Moffitt concentrated on the bright wrappers. Clearly they hadn't been torn open in the ordinary haste of lust. Instead they'd painstakingly been cut along one edge, undoubtedly with the razor blade. Even with such care, Bodean James Gazzer had damaged all five rubbers.

The sixth must have been the winner. Moffitt was pretty sure he knew where it was and what was hidden inside it.

"Fucker," he said aloud.

Mr. Gazzer must be quite the optimist, the agent reflected. Why else would he care whether the condom in which he'd concealed the lottery ticket was usable?

On his way out of the apartment, Moffitt encountered a stout rat gorging itself in the mounds of sugar and cereal on the dinette. His first impulse was to shoot it, but then he thought: Why do Gazzer any favors? With luck, the critter was rabid.

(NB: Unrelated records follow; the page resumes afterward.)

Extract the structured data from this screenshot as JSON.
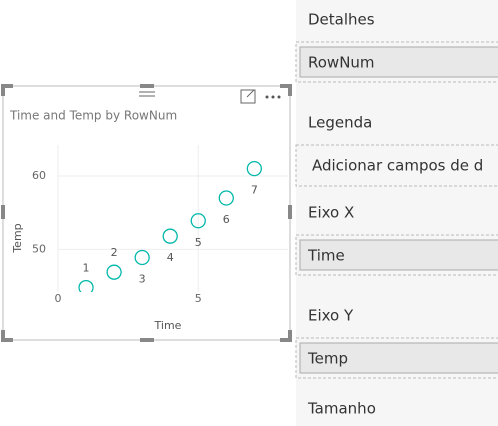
{
  "chart_data": {
    "type": "scatter",
    "title": "Time and Temp by RowNum",
    "x_label": "Time",
    "y_label": "Temp",
    "x": [
      1,
      2,
      3,
      4,
      5,
      6,
      7
    ],
    "values": [
      44.8,
      46.9,
      48.9,
      51.8,
      53.9,
      57.0,
      61.0
    ],
    "point_labels": [
      1,
      2,
      3,
      4,
      5,
      6,
      7
    ],
    "color": "#01b8aa",
    "xlim": [
      0,
      8.2
    ],
    "xticks": [
      0,
      5
    ],
    "ylim": [
      44.2,
      64.9
    ],
    "yticks": [
      50,
      60
    ],
    "grid": true
  },
  "pane": {
    "sections": [
      {
        "title": "Detalhes",
        "field": "RowNum"
      },
      {
        "title": "Legenda",
        "placeholder": "Adicionar campos de d"
      },
      {
        "title": "Eixo X",
        "field": "Time"
      },
      {
        "title": "Eixo Y",
        "field": "Temp"
      },
      {
        "title": "Tamanho"
      }
    ]
  }
}
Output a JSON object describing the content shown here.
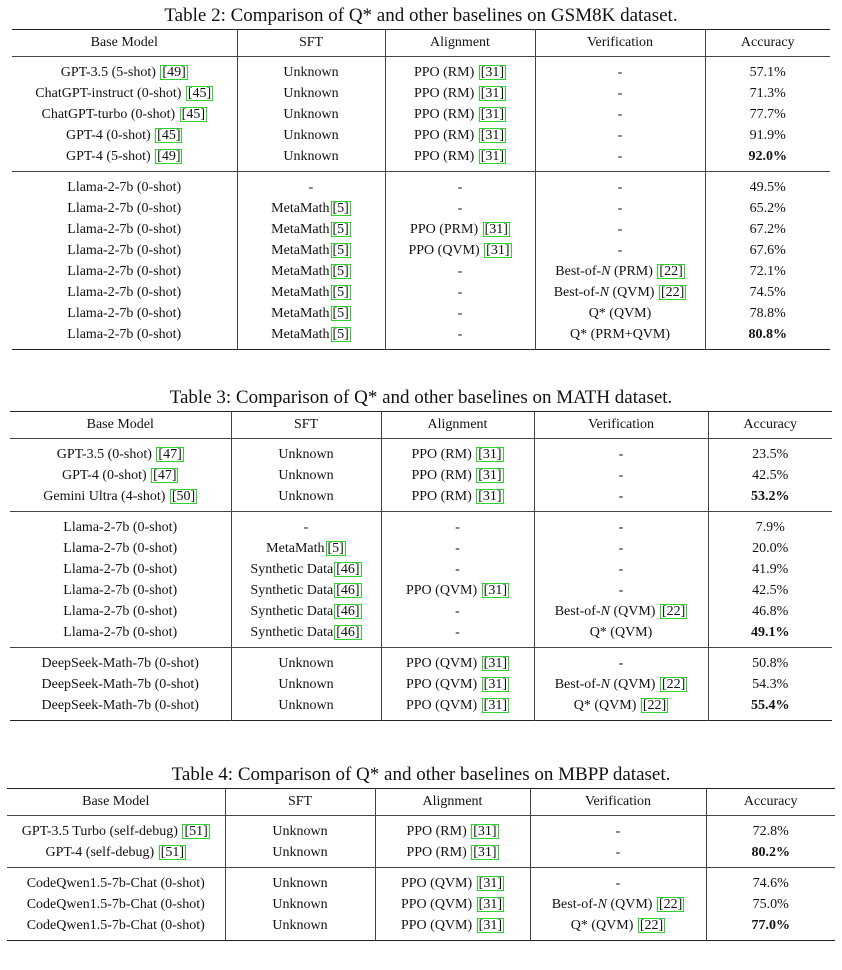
{
  "tables": [
    {
      "caption": "Table 2: Comparison of Q* and other baselines on GSM8K dataset.",
      "headers": [
        "Base Model",
        "SFT",
        "Alignment",
        "Verification",
        "Accuracy"
      ],
      "groups": [
        [
          [
            {
              "t": "GPT-3.5 (5-shot) ",
              "ref": "[49]"
            },
            {
              "t": "Unknown"
            },
            {
              "t": "PPO (RM) ",
              "ref": "[31]"
            },
            {
              "t": "-"
            },
            {
              "t": "57.1%"
            }
          ],
          [
            {
              "t": "ChatGPT-instruct (0-shot) ",
              "ref": "[45]"
            },
            {
              "t": "Unknown"
            },
            {
              "t": "PPO (RM) ",
              "ref": "[31]"
            },
            {
              "t": "-"
            },
            {
              "t": "71.3%"
            }
          ],
          [
            {
              "t": "ChatGPT-turbo (0-shot) ",
              "ref": "[45]"
            },
            {
              "t": "Unknown"
            },
            {
              "t": "PPO (RM) ",
              "ref": "[31]"
            },
            {
              "t": "-"
            },
            {
              "t": "77.7%"
            }
          ],
          [
            {
              "t": "GPT-4 (0-shot) ",
              "ref": "[45]"
            },
            {
              "t": "Unknown"
            },
            {
              "t": "PPO (RM) ",
              "ref": "[31]"
            },
            {
              "t": "-"
            },
            {
              "t": "91.9%"
            }
          ],
          [
            {
              "t": "GPT-4 (5-shot) ",
              "ref": "[49]"
            },
            {
              "t": "Unknown"
            },
            {
              "t": "PPO (RM) ",
              "ref": "[31]"
            },
            {
              "t": "-"
            },
            {
              "t": "92.0%",
              "bold": true
            }
          ]
        ],
        [
          [
            {
              "t": "Llama-2-7b (0-shot)"
            },
            {
              "t": "-"
            },
            {
              "t": "-"
            },
            {
              "t": "-"
            },
            {
              "t": "49.5%"
            }
          ],
          [
            {
              "t": "Llama-2-7b (0-shot)"
            },
            {
              "t": "MetaMath",
              "ref": "[5]"
            },
            {
              "t": "-"
            },
            {
              "t": "-"
            },
            {
              "t": "65.2%"
            }
          ],
          [
            {
              "t": "Llama-2-7b (0-shot)"
            },
            {
              "t": "MetaMath",
              "ref": "[5]"
            },
            {
              "t": "PPO (PRM) ",
              "ref": "[31]"
            },
            {
              "t": "-"
            },
            {
              "t": "67.2%"
            }
          ],
          [
            {
              "t": "Llama-2-7b (0-shot)"
            },
            {
              "t": "MetaMath",
              "ref": "[5]"
            },
            {
              "t": "PPO (QVM) ",
              "ref": "[31]"
            },
            {
              "t": "-"
            },
            {
              "t": "67.6%"
            }
          ],
          [
            {
              "t": "Llama-2-7b (0-shot)"
            },
            {
              "t": "MetaMath",
              "ref": "[5]"
            },
            {
              "t": "-"
            },
            {
              "t": "Best-of-",
              "it": "N",
              "t2": " (PRM) ",
              "ref": "[22]"
            },
            {
              "t": "72.1%"
            }
          ],
          [
            {
              "t": "Llama-2-7b (0-shot)"
            },
            {
              "t": "MetaMath",
              "ref": "[5]"
            },
            {
              "t": "-"
            },
            {
              "t": "Best-of-",
              "it": "N",
              "t2": " (QVM) ",
              "ref": "[22]"
            },
            {
              "t": "74.5%"
            }
          ],
          [
            {
              "t": "Llama-2-7b (0-shot)"
            },
            {
              "t": "MetaMath",
              "ref": "[5]"
            },
            {
              "t": "-"
            },
            {
              "t": "Q* (QVM)"
            },
            {
              "t": "78.8%"
            }
          ],
          [
            {
              "t": "Llama-2-7b (0-shot)"
            },
            {
              "t": "MetaMath",
              "ref": "[5]"
            },
            {
              "t": "-"
            },
            {
              "t": "Q* (PRM+QVM)"
            },
            {
              "t": "80.8%",
              "bold": true
            }
          ]
        ]
      ]
    },
    {
      "caption": "Table 3: Comparison of Q* and other baselines on MATH dataset.",
      "headers": [
        "Base Model",
        "SFT",
        "Alignment",
        "Verification",
        "Accuracy"
      ],
      "groups": [
        [
          [
            {
              "t": "GPT-3.5 (0-shot) ",
              "ref": "[47]"
            },
            {
              "t": "Unknown"
            },
            {
              "t": "PPO (RM) ",
              "ref": "[31]"
            },
            {
              "t": "-"
            },
            {
              "t": "23.5%"
            }
          ],
          [
            {
              "t": "GPT-4 (0-shot) ",
              "ref": "[47]"
            },
            {
              "t": "Unknown"
            },
            {
              "t": "PPO (RM) ",
              "ref": "[31]"
            },
            {
              "t": "-"
            },
            {
              "t": "42.5%"
            }
          ],
          [
            {
              "t": "Gemini Ultra (4-shot) ",
              "ref": "[50]"
            },
            {
              "t": "Unknown"
            },
            {
              "t": "PPO (RM) ",
              "ref": "[31]"
            },
            {
              "t": "-"
            },
            {
              "t": "53.2%",
              "bold": true
            }
          ]
        ],
        [
          [
            {
              "t": "Llama-2-7b (0-shot)"
            },
            {
              "t": "-"
            },
            {
              "t": "-"
            },
            {
              "t": "-"
            },
            {
              "t": "7.9%"
            }
          ],
          [
            {
              "t": "Llama-2-7b (0-shot)"
            },
            {
              "t": "MetaMath",
              "ref": "[5]"
            },
            {
              "t": "-"
            },
            {
              "t": "-"
            },
            {
              "t": "20.0%"
            }
          ],
          [
            {
              "t": "Llama-2-7b (0-shot)"
            },
            {
              "t": "Synthetic Data",
              "ref": "[46]"
            },
            {
              "t": "-"
            },
            {
              "t": "-"
            },
            {
              "t": "41.9%"
            }
          ],
          [
            {
              "t": "Llama-2-7b (0-shot)"
            },
            {
              "t": "Synthetic Data",
              "ref": "[46]"
            },
            {
              "t": "PPO (QVM) ",
              "ref": "[31]"
            },
            {
              "t": "-"
            },
            {
              "t": "42.5%"
            }
          ],
          [
            {
              "t": "Llama-2-7b (0-shot)"
            },
            {
              "t": "Synthetic Data",
              "ref": "[46]"
            },
            {
              "t": "-"
            },
            {
              "t": "Best-of-",
              "it": "N",
              "t2": " (QVM) ",
              "ref": "[22]"
            },
            {
              "t": "46.8%"
            }
          ],
          [
            {
              "t": "Llama-2-7b (0-shot)"
            },
            {
              "t": "Synthetic Data",
              "ref": "[46]"
            },
            {
              "t": "-"
            },
            {
              "t": "Q* (QVM)"
            },
            {
              "t": "49.1%",
              "bold": true
            }
          ]
        ],
        [
          [
            {
              "t": "DeepSeek-Math-7b (0-shot)"
            },
            {
              "t": "Unknown"
            },
            {
              "t": "PPO (QVM) ",
              "ref": "[31]"
            },
            {
              "t": "-"
            },
            {
              "t": "50.8%"
            }
          ],
          [
            {
              "t": "DeepSeek-Math-7b (0-shot)"
            },
            {
              "t": "Unknown"
            },
            {
              "t": "PPO (QVM) ",
              "ref": "[31]"
            },
            {
              "t": "Best-of-",
              "it": "N",
              "t2": " (QVM) ",
              "ref": "[22]"
            },
            {
              "t": "54.3%"
            }
          ],
          [
            {
              "t": "DeepSeek-Math-7b (0-shot)"
            },
            {
              "t": "Unknown"
            },
            {
              "t": "PPO (QVM) ",
              "ref": "[31]"
            },
            {
              "t": "Q* (QVM) ",
              "ref": "[22]"
            },
            {
              "t": "55.4%",
              "bold": true
            }
          ]
        ]
      ]
    },
    {
      "caption": "Table 4: Comparison of Q* and other baselines on MBPP dataset.",
      "headers": [
        "Base Model",
        "SFT",
        "Alignment",
        "Verification",
        "Accuracy"
      ],
      "groups": [
        [
          [
            {
              "t": "GPT-3.5 Turbo (self-debug) ",
              "ref": "[51]"
            },
            {
              "t": "Unknown"
            },
            {
              "t": "PPO (RM) ",
              "ref": "[31]"
            },
            {
              "t": "-"
            },
            {
              "t": "72.8%"
            }
          ],
          [
            {
              "t": "GPT-4 (self-debug) ",
              "ref": "[51]"
            },
            {
              "t": "Unknown"
            },
            {
              "t": "PPO (RM) ",
              "ref": "[31]"
            },
            {
              "t": "-"
            },
            {
              "t": "80.2%",
              "bold": true
            }
          ]
        ],
        [
          [
            {
              "t": "CodeQwen1.5-7b-Chat (0-shot)"
            },
            {
              "t": "Unknown"
            },
            {
              "t": "PPO (QVM) ",
              "ref": "[31]"
            },
            {
              "t": "-"
            },
            {
              "t": "74.6%"
            }
          ],
          [
            {
              "t": "CodeQwen1.5-7b-Chat (0-shot)"
            },
            {
              "t": "Unknown"
            },
            {
              "t": "PPO (QVM) ",
              "ref": "[31]"
            },
            {
              "t": "Best-of-",
              "it": "N",
              "t2": " (QVM) ",
              "ref": "[22]"
            },
            {
              "t": "75.0%"
            }
          ],
          [
            {
              "t": "CodeQwen1.5-7b-Chat (0-shot)"
            },
            {
              "t": "Unknown"
            },
            {
              "t": "PPO (QVM) ",
              "ref": "[31]"
            },
            {
              "t": "Q* (QVM) ",
              "ref": "[22]"
            },
            {
              "t": "77.0%",
              "bold": true
            }
          ]
        ]
      ]
    }
  ]
}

By nature Moffitt was not a mischievous person, but he was inspired by the shabby trappings of hate. He had a nagging image of Bodean Gazzer and his sadistic partner – one would be stretched out in his underwear on the futon, the other might be slouched at the dinette. They'd be slugging down Budweisers, laughing about what they'd done to JoLayne Lucks, trying to remember who'd punched her where. The look in her eyes. The sounds she made.